There is no major new coronavirus related news in the last week (fortunately, in general, other than people thinking we'll have a vaccine this year continuing to see their hopes diminish), but enough minor news that the Texas Progressives Roundup will have a small split between coronavirus and other news. Also, there's enough national news rounded up in this corner that it will be split off and run Thursday.
Elections
The Trib discusses how the state GOP continues to fight expanded voting by mail while Trump continues to push it.
Off the Kuff tries to follow the back and forth of the Republican attempts to prevent Harris County from sending vote by mail applications to all its voters.
Gadfly noted Texas Greens who refused to pay HB 2504 filing fees could get back on the ballot.
At the Monthly, CD Hooks notes that, even if polls claim Texas is a battleground state, neither Trump nor Biden is treating it that way. Sidebar: Hooks notes some Beto-stanners have already formed a "Beat Abbott PAC." Texas Dems who want to win an election probably should hope it doesn't push the nomination of Robert Francis O'Rourke himself.
Other political
Therese Odell, daughter of a military family, cannot hold back her fury at Donald Trump's words about people who serve in the armed forces.
John Coby is glad to see a racist assistant Attorney General lose his job.
Other matters
The privately built border wall section is doomed to fail.
The ACLU says many school districts' dress codes are racist.
Texas Monthly appears to show its colors in its "future of beef" story by calling lab meat "fake meat" on first reference, though the body of the piece is better. But it then gets worse again, cutting blank checks to CAFO feedlots and (presumably) ignoring the methane input of natural-gas based fertilizers for corn in some of its claims.
As told by a Vietnamese-American, Black Lives Matter is a divisive subject among Houston's Vietnamese community.
A coral reef under federal protection in the Texas Gulf may get expanded in protected size.
RIP Wick Allison.

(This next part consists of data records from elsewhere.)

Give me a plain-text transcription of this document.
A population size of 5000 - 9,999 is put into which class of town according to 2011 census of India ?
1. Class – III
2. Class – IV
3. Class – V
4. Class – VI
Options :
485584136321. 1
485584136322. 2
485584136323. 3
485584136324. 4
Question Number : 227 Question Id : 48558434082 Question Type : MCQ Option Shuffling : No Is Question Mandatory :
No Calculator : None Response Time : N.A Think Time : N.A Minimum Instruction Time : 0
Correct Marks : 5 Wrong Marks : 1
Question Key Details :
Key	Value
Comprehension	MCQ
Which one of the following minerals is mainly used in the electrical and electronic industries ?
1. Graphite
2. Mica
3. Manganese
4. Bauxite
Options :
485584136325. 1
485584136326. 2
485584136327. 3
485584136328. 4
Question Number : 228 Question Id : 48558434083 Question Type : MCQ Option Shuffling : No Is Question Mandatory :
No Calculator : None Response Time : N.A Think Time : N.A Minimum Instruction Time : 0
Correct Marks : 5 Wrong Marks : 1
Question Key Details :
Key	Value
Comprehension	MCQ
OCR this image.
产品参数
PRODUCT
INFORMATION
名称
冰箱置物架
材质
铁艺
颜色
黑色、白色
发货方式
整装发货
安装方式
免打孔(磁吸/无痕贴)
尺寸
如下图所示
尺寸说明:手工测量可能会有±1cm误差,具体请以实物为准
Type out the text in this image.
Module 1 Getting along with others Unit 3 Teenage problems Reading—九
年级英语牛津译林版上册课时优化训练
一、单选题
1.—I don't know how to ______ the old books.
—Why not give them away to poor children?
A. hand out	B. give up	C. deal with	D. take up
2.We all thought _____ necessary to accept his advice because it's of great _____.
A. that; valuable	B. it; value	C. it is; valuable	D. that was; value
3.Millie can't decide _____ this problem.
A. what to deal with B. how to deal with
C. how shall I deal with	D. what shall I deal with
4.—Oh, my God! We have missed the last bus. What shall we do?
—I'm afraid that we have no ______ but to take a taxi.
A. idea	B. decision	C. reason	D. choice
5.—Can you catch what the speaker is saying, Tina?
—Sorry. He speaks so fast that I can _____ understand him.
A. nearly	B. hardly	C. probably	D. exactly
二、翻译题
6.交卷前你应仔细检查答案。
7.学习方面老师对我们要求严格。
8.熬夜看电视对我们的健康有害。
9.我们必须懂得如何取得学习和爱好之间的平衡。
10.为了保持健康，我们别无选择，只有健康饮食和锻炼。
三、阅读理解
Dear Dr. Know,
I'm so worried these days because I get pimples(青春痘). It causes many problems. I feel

Despite being from Highland Park, and despite being former publisher of the National Review, he made D Magazine a generally good sounding board for all things Dallas, and there were no wingnut politics in it. (There may have been some broadly conservative things, but that's different.) I met Wick when he was kicking the tires on buying Today Newspapers in south suburban Dallas in 2009, with the idea of adding it to his People Newspapers stable. Sadly, he didn't. I might have been at D Mag today myself, had he done so.
Reform Austin provides an update on genetically modified mosquitoes.
Eric Berger walks us through the process of forecasting and responding to a potentially devastating hurricane like Laura.